Providing agents with functions that need arguments

I’m not sure how to do this correctly but the answer provided in this post is wrong:

I want to raise this because this is the first result that comes up.

If I have a function train that requires arguments, the following will raise an error.

wandb.agent(
            sweep_id=sweep_id,
            function=train,
            count=count,
        )

Following the advice in the post I linked

wandb.agent(
            sweep_id=sweep_id,
            function=train(args),
            count=count,
        )

does NOT work. This will execute the train function! I do not want to execute the train function myself, I want wandb.agent to do that for me.

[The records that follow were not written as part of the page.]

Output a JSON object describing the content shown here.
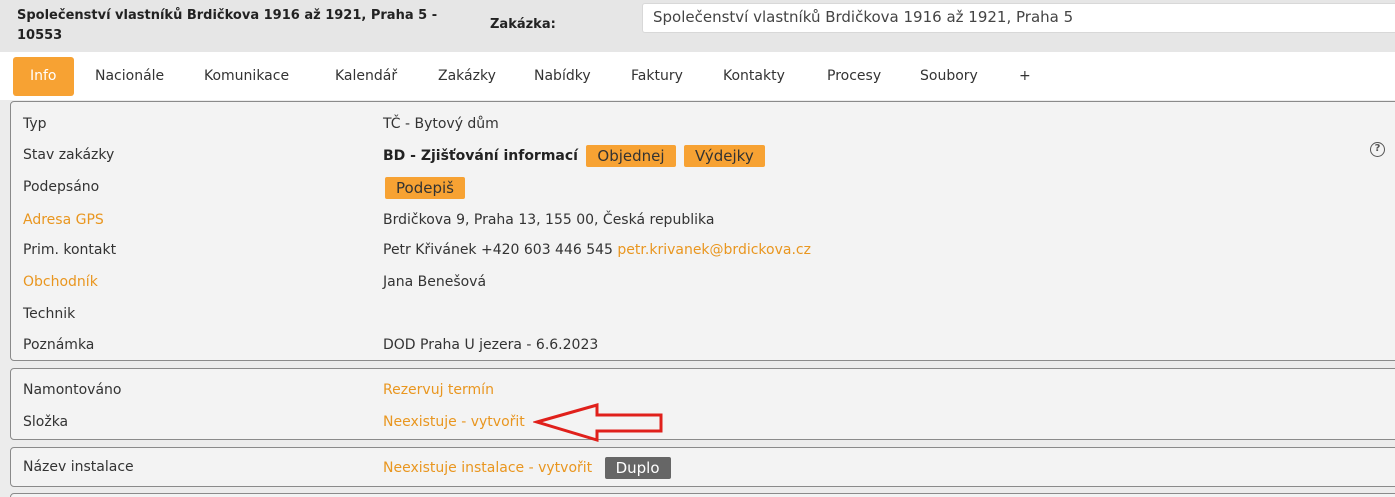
{
  "header": {
    "title": "Společenství vlastníků Brdičkova 1916 až 1921, Praha 5 - 10553",
    "zakazka_label": "Zakázka:",
    "zakazka_value": "Společenství vlastníků Brdičkova 1916 až 1921, Praha 5"
  },
  "tabs": [
    {
      "label": "Info",
      "active": true
    },
    {
      "label": "Nacionále"
    },
    {
      "label": "Komunikace"
    },
    {
      "label": "Kalendář"
    },
    {
      "label": "Zakázky"
    },
    {
      "label": "Nabídky"
    },
    {
      "label": "Faktury"
    },
    {
      "label": "Kontakty"
    },
    {
      "label": "Procesy"
    },
    {
      "label": "Soubory"
    },
    {
      "label": "+"
    }
  ],
  "info": {
    "typ_label": "Typ",
    "typ_value": "TČ - Bytový dům",
    "stav_label": "Stav zakázky",
    "stav_value": "BD - Zjišťování informací",
    "objednej_button": "Objednej",
    "vydejky_button": "Výdejky",
    "podepsano_label": "Podepsáno",
    "podepis_button": "Podepiš",
    "adresa_label": "Adresa GPS",
    "adresa_value": "Brdičkova 9, Praha 13, 155 00, Česká republika",
    "kontakt_label": "Prim. kontakt",
    "kontakt_value": "Petr Křivánek +420 603 446 545",
    "kontakt_email": "petr.krivanek@brdickova.cz",
    "obchodnik_label": "Obchodník",
    "obchodnik_value": "Jana Benešová",
    "technik_label": "Technik",
    "poznamka_label": "Poznámka",
    "poznamka_value": "DOD Praha U jezera - 6.6.2023"
  },
  "montaz": {
    "namontovano_label": "Namontováno",
    "namontovano_link": "Rezervuj termín",
    "slozka_label": "Složka",
    "slozka_link": "Neexistuje - vytvořit"
  },
  "instalace": {
    "nazev_label": "Název instalace",
    "nazev_link": "Neexistuje instalace - vytvořit",
    "duplo_button": "Duplo"
  },
  "colors": {
    "accent": "#f7a233",
    "link": "#e9961f",
    "arrow": "#e0201b"
  },
  "icons": {
    "help": "help-circle-icon",
    "annotation": "red-arrow-icon"
  }
}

My hack was to define global variables and have my train function use those, but I don’t love that solution. Either way, if you can still edit this answer or update the post, please do so @luis_bergua1

Hi @nishantaswani ,
To pass args to your training script, you can use command in your sweep config as follows.

For example:

program: main.py
metric:
  name: val_loss
  goal: minimize

method: bayes
parameters:
  optimizer.config.learning_rate:
    min: !!float 1e-5
    max: 0.1
  experiment:
    values: [expt001, expt002]
  optimizer:
    values: [sgd, adagrad, adam]

command:
- ${env}
- ${interpreter}
- ${program}
- ${args}

The ${args} key expands to all the parameters in the sweep configuration file, expanded so they can be parsed by argparse: --param1 value1 --param2 value2

Docs link for reference.

Please let us know if this helps.

Hi @nishantaswani , I wanted to follow up on this request. Please let us know if we can be of further assistance or if your issue has been resolved.

Hi @nishantaswani , since we have not heard back from you we are going to close this request. If you would like to re-open the conversation, please let us know!